Worst case we'll suffer for a year until Buster is frozen, and then we
won't try again before fixing some pre-conditions we'll have
identified during our failed first try.
I think the only way we can gather the missing data, and check if "X
happens" and whether it takes "less than Y days", is to have sprints
in 2017-10 or 2017-11, and actually port most of our code, test suite
and documentation to Buster. We could take some shortcuts though, e.g.
by estimating the amount work needed instead of doing it, when we feel
very confident we can come up with a realistic estimate.
It'll be impossible to have all these kinds of work done in parallel
during one single sprint though; the best process I can think of is to
serialize the tasks like this:
1. 3 days: make the ISO build and boot (anonym + intrigeri)

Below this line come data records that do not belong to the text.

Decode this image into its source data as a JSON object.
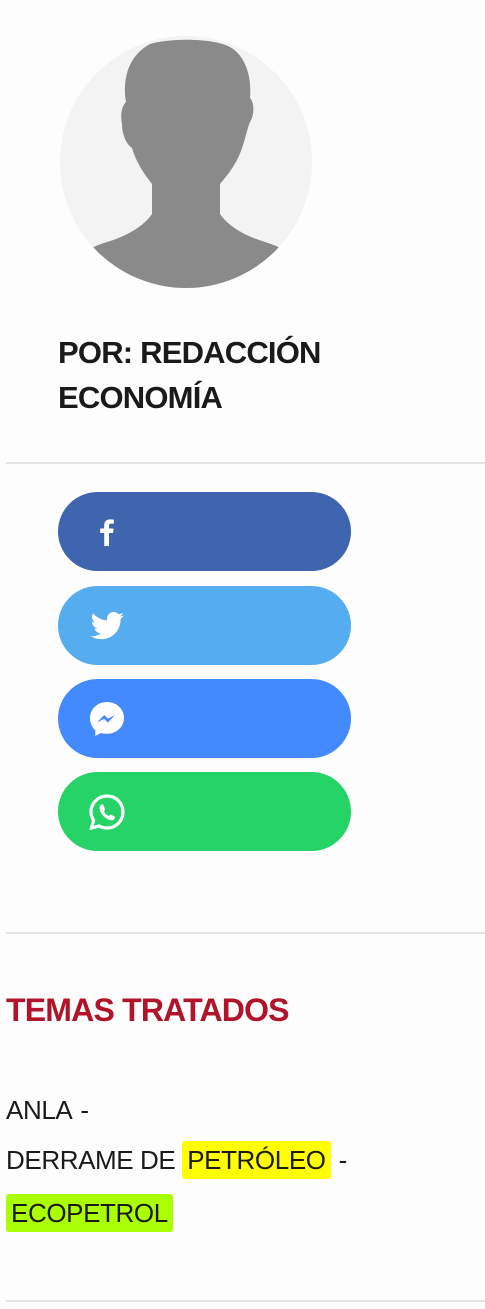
{
  "author": {
    "line1": "POR: REDACCIÓN",
    "line2": "ECONOMÍA"
  },
  "share": {
    "buttons": [
      {
        "network": "facebook",
        "icon": "facebook-icon",
        "color": "#3e65ad"
      },
      {
        "network": "twitter",
        "icon": "twitter-icon",
        "color": "#55acee"
      },
      {
        "network": "messenger",
        "icon": "messenger-icon",
        "color": "#448aff"
      },
      {
        "network": "whatsapp",
        "icon": "whatsapp-icon",
        "color": "#25d366"
      }
    ]
  },
  "topics": {
    "title": "TEMAS TRATADOS",
    "title_color": "#b0132a",
    "separator": "-",
    "items": [
      {
        "label": "ANLA",
        "highlight": ""
      },
      {
        "label": "DERRAME DE ",
        "highlight": ""
      },
      {
        "label": "PETRÓLEO",
        "highlight": "#ffff00"
      },
      {
        "label": "ECOPETROL",
        "highlight": "#aaff00"
      }
    ]
  }
}
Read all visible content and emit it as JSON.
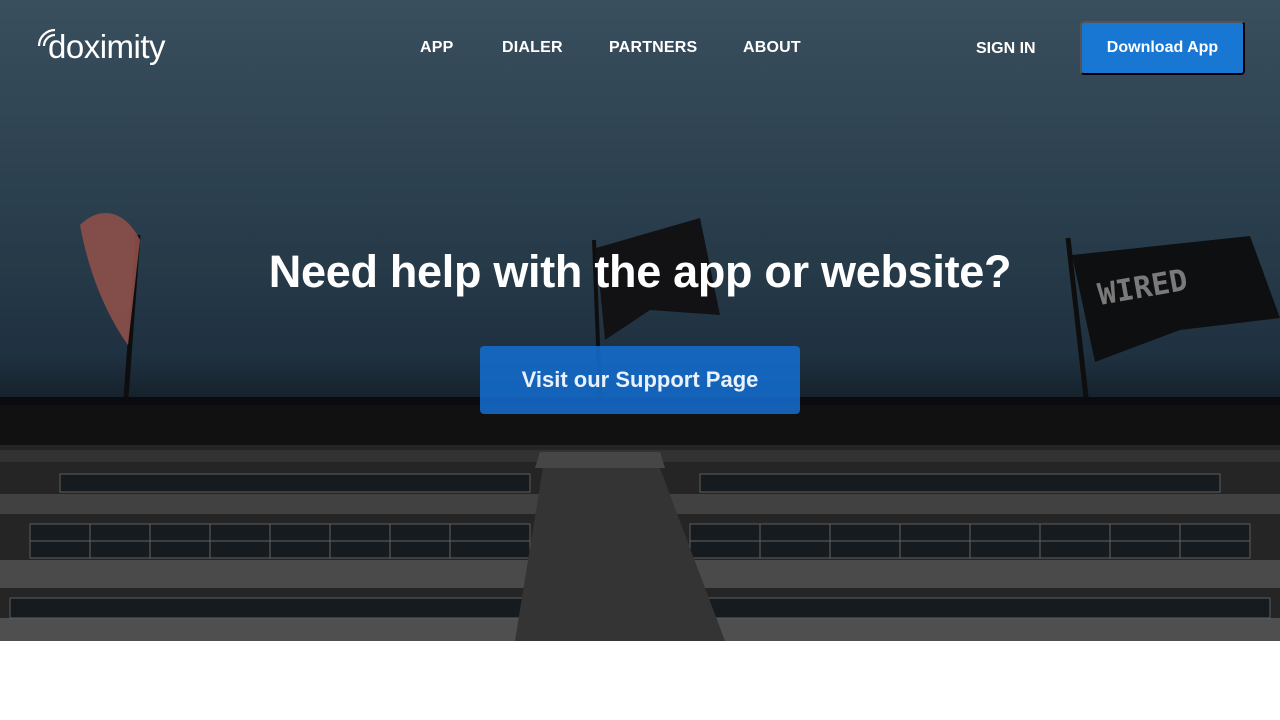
{
  "header": {
    "logo_text": "doximity",
    "nav": [
      {
        "label": "APP"
      },
      {
        "label": "DIALER"
      },
      {
        "label": "PARTNERS"
      },
      {
        "label": "ABOUT"
      }
    ],
    "sign_in_label": "SIGN IN",
    "download_label": "Download App"
  },
  "hero": {
    "title": "Need help with the app or website?",
    "cta_label": "Visit our Support Page",
    "background_image": "office-building-with-flags",
    "flag_text": "WIRED"
  },
  "colors": {
    "primary_blue": "#1877d3",
    "text_white": "#ffffff",
    "page_background": "#ffffff"
  }
}
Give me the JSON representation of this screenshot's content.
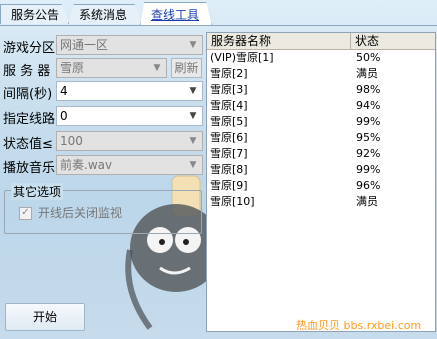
{
  "tabs": [
    {
      "label": "服务公告"
    },
    {
      "label": "系统消息"
    },
    {
      "label": "查线工具"
    }
  ],
  "form": {
    "zone_label": "游戏分区",
    "zone_value": "网通一区",
    "server_label": "服 务 器",
    "server_value": "雪原",
    "refresh_label": "刷新",
    "interval_label": "间隔(秒)",
    "interval_value": "4",
    "line_label": "指定线路",
    "line_value": "0",
    "status_label": "状态值≤",
    "status_value": "100",
    "music_label": "播放音乐",
    "music_value": "前奏.wav"
  },
  "options": {
    "title": "其它选项",
    "checkbox_label": "开线后关闭监视",
    "checked": true
  },
  "start_label": "开始",
  "table": {
    "headers": [
      "服务器名称",
      "状态"
    ],
    "rows": [
      [
        "(VIP)雪原[1]",
        "50%"
      ],
      [
        "雪原[2]",
        "满员"
      ],
      [
        "雪原[3]",
        "98%"
      ],
      [
        "雪原[4]",
        "94%"
      ],
      [
        "雪原[5]",
        "99%"
      ],
      [
        "雪原[6]",
        "95%"
      ],
      [
        "雪原[7]",
        "92%"
      ],
      [
        "雪原[8]",
        "99%"
      ],
      [
        "雪原[9]",
        "96%"
      ],
      [
        "雪原[10]",
        "满员"
      ]
    ]
  },
  "watermark": "热血贝贝 bbs.rxbei.com",
  "colors": {
    "active_tab": "#1a3fb0",
    "watermark": "#ff9a1a"
  }
}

2. 3 days: loop over "port some of the test suite, fix regressions in
our code to make the ported tests pass" (anonym + intrigeri)
3. 1 day: give our technical writers a list of software that has
changed in a way that may affect our documentation, so they can
update it (anonym + intrigeri)
4. 3 days: update the doc (sajolida & his amazing tech writing band)
If we eventually decide to postpone our migration to Stretch, some of
this work will be wasted, and hopefully some won't. To minimize the
amount of wasted work in the worst case, we should be ready to give up
in the middle of the afore-described process, if we notice it's going
to take us more time than "Y days".
While doing this we should carefully gather the data we did not get
during the Stretch cycle, in particular:
1. How would we address security issues fixed in sid but not in
testing? (see the "Stretch cycle" section for details)
2. How can developers convey to technical writers what changes may
affect the documentation? (see ideas in the "Documentation" section
3. Thanks to #2, can we identify what piece of doc needs updating
_without_ having to test the entire documentation every
When deciding what X and Y should be, and when analyzing how the
experiment went, we shall keep in mind that Debian testing changes _a
lot_ when the gates open after the freeze. It's not exactly the time
when it's the most reliable, even though there's been big progress in
this area. And there are lots of library transitions going on, that
could be painful for us, even though there's been big progress here as
well. In other words, the delta between Stretch and "Buster in
October" will be substantially bigger than what will happen during the
next 3-months cycles, and the porting work will be close to the
maximum one can expect during these 3-months cycles.